This is another film that I was almost happy to announce I knew nothing about going into it. But then I went and saw a regular movie in the theater and caught the last 20-30 seconds of the trailer. Damn, I was so close to not even having the slimmest plot outline.
But since that cat is out of the bag, the director of the film is Fede Alvarez who before now has only directed one feature film, the recent Evil Dead. Hey! That also had the same star as this one. And hey! Evil Dead was kind of awesome in a gory, never want to watch ever again way.
So paint me a little bit tickled, as I practice holding my breath like I am riding in a car through a tunnel, thinking I will get a wish out of it.
Holding your breath as an old man walks by is a sure way to get your wish of not smelling him.
Detroit kind of sucks. Not the sports teams, they are awesome of course. But the area is terrible, many properties are abandoned, and people just want to get out of there. Just watch the documentary Detropia, I reviewed it last week.
People like Rocky (Jane Levy) want to leave, but they are poor and in terrible abusive situations. That is why she turned to robbery. With her boyfriend, Money (Daniel Zovatto) and best friend Alex (Dylan Minnette) they break into rich people houses and take only items to sell to dealers on the streets. If they take too much money, it is a bigger crime and they want to be prepared if they get caught. It is easy for them, because Alex’s dad works for a security company, so Alex is able to break into his desk to steal house specific keys to deactivate the alarms.
Well, Money gets a hot tip from one of his guys on the street. There is an old man (Stephen Lang) who lives along, on a street that everyone has abandoned. No police presence, no nosy neighbors, just him and a dog. He was an Iraq war vet (The first one) and injured while there, but more importantly, he made bank when his daughter was killed in a car accident from some rich kid. So he is sitting on six figures and he potentially keeps it in his house. Oh and he is blind.
So yeah, Rocky, Alex, Money are pretty much assholes. They are going to steal from a lonely old man, blind, war vet. They are going to take that money and move out of the state, somewhere like California and make something with their lives. They just, you know, have to be the worst people ever.
I said worst people ever, not biggest pupils ever.
Alvarez has created something unique, yet familiar, scary, and morally out the window. At the same time, he created a movie that has 88 minute run time including credits and still feels incredibly too long.

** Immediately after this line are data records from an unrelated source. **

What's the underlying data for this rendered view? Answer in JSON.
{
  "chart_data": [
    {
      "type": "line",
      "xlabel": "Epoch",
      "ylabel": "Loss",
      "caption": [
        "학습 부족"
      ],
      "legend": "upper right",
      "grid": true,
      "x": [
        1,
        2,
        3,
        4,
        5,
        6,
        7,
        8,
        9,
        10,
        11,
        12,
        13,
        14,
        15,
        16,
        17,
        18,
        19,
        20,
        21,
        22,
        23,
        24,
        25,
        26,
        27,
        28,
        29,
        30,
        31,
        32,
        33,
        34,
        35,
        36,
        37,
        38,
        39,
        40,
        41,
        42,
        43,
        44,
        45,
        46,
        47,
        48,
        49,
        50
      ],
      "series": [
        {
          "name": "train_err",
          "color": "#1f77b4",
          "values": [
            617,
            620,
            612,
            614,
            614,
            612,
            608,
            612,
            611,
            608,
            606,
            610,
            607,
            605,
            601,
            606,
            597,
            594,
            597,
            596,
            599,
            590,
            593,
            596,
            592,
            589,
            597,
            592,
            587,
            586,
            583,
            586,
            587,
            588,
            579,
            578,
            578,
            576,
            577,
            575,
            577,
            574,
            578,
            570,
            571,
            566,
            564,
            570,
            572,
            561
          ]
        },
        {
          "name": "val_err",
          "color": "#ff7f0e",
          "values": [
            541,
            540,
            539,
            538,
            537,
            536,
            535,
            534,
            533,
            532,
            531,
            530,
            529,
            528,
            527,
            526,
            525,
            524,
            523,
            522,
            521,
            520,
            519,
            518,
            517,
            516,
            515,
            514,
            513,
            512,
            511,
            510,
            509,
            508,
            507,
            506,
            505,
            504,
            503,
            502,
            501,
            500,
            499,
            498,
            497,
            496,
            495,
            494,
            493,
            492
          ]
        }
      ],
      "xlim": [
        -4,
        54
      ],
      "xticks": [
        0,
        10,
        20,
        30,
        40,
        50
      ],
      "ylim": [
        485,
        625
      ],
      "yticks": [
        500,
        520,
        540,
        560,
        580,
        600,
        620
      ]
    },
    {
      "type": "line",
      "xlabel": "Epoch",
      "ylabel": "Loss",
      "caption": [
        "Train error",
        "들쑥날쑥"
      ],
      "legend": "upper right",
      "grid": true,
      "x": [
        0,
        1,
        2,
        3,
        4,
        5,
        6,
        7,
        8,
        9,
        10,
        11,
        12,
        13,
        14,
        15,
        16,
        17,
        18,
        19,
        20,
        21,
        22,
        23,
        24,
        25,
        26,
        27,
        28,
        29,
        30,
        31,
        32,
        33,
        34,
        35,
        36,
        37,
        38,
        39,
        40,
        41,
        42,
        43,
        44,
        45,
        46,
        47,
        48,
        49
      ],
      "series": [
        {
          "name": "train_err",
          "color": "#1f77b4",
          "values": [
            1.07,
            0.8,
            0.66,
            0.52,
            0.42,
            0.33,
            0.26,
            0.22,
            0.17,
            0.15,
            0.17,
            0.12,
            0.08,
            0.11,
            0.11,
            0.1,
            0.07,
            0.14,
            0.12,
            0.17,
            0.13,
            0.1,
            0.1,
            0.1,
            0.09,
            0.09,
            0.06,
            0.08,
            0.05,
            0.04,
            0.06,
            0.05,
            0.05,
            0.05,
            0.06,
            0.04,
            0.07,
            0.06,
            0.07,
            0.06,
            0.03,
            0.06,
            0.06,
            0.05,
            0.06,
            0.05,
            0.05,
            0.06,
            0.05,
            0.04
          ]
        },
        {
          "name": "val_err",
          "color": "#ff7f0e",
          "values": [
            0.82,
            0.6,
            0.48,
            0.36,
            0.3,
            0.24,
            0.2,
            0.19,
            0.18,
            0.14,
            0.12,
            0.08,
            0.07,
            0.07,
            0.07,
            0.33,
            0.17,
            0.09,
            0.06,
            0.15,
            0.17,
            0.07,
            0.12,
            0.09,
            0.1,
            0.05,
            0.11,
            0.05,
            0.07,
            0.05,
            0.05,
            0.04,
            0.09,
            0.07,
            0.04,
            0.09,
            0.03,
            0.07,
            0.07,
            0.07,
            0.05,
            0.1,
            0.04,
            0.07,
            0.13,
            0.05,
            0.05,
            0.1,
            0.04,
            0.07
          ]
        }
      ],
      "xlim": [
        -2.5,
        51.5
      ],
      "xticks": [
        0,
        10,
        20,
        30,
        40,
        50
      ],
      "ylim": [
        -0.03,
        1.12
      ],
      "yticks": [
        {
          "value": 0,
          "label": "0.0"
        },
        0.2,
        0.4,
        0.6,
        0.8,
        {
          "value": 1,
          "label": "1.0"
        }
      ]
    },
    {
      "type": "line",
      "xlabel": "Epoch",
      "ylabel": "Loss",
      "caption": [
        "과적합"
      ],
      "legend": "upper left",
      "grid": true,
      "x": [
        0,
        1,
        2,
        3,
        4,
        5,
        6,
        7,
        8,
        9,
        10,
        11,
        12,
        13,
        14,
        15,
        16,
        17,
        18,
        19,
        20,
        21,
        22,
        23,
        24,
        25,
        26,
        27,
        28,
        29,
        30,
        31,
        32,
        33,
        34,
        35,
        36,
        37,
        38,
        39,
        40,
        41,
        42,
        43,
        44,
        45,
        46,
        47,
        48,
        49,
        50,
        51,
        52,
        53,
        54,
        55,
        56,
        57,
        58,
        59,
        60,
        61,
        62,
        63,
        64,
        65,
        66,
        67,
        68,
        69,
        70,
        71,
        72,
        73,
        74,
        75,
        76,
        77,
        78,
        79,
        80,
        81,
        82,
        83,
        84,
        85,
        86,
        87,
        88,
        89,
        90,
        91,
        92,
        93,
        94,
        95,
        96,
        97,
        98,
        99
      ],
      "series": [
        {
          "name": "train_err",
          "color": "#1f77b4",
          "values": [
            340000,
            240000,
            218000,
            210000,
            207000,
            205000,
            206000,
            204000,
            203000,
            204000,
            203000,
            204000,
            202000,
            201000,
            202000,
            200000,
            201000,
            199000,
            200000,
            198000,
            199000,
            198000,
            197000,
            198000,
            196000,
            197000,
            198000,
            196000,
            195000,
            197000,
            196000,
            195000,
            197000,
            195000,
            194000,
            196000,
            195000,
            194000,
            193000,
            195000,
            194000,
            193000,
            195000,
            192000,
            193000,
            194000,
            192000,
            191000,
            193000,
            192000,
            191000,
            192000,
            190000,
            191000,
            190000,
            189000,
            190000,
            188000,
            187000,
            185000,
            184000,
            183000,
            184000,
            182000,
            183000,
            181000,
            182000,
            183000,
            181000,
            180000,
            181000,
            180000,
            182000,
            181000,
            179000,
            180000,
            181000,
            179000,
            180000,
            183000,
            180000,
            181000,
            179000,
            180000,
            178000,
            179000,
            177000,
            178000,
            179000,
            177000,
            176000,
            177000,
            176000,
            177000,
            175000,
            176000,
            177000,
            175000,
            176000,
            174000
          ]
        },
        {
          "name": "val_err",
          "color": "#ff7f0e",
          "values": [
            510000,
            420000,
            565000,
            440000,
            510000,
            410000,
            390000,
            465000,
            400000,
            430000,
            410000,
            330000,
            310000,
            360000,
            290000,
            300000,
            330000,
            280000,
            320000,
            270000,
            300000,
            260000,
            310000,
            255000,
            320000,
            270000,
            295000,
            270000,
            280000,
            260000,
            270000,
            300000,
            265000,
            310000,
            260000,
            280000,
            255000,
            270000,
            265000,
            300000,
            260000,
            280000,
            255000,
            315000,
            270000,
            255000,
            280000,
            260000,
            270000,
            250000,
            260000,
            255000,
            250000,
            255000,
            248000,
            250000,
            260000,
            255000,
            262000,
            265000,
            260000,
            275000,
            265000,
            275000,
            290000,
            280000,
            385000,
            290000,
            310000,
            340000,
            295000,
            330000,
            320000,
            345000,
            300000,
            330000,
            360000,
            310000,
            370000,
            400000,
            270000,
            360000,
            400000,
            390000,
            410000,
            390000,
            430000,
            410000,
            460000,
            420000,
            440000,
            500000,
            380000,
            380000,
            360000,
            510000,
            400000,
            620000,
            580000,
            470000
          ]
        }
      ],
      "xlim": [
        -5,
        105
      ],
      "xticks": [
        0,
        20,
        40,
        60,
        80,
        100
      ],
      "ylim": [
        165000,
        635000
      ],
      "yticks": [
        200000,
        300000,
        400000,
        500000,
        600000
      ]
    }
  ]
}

And that is incredibly annoying because I was totally digging the story. Now, I hated the three young characters. Each one, regardless of their reasons for being in the house. They are all asshats for deciding to try and steal from him. But at the same time, they don’t make the Old Man to be a nice fellow either. It isn’t rooting for the bad guy, it is rooting for mutually assured destruction. I just wanted everyone to punish and get what is coming to them, while at the same time, mad the situation is even occurring in the first place. So yes, it toyed with my emotions and messed with my perception of right and wrong.
That added together could be a reason I just hated the ending. I can’t tell you exactly how long, but there was a shift about 10-15 minutes left in the film that I just wish didn’t exist in anyway. Too much is revealed, a side is chosen to be the “champion” of the film, and then it just drags on and on. There were two very appropriate places it could have ended before it got too full of itself. But it continued. Then characters continued to make terrible decisions. It became repetitive and I couldn’t wait for the end.
The cinematography was lovely, including a nice long house one take from the inside, the pitch dark scenes were wonderful, complete with large pupils, and Lang knocked it out of the park as the old man. The rest of the acting was pretty average.
This is about three fourths of a decently entertaining movie that doesn’t hold your hand and make things easy to watch. But at some point the filmmakers decide that they are bored with that and turn it into a more standard film with an almost goddamn happy ending, despite the many unhappy circumstances involved.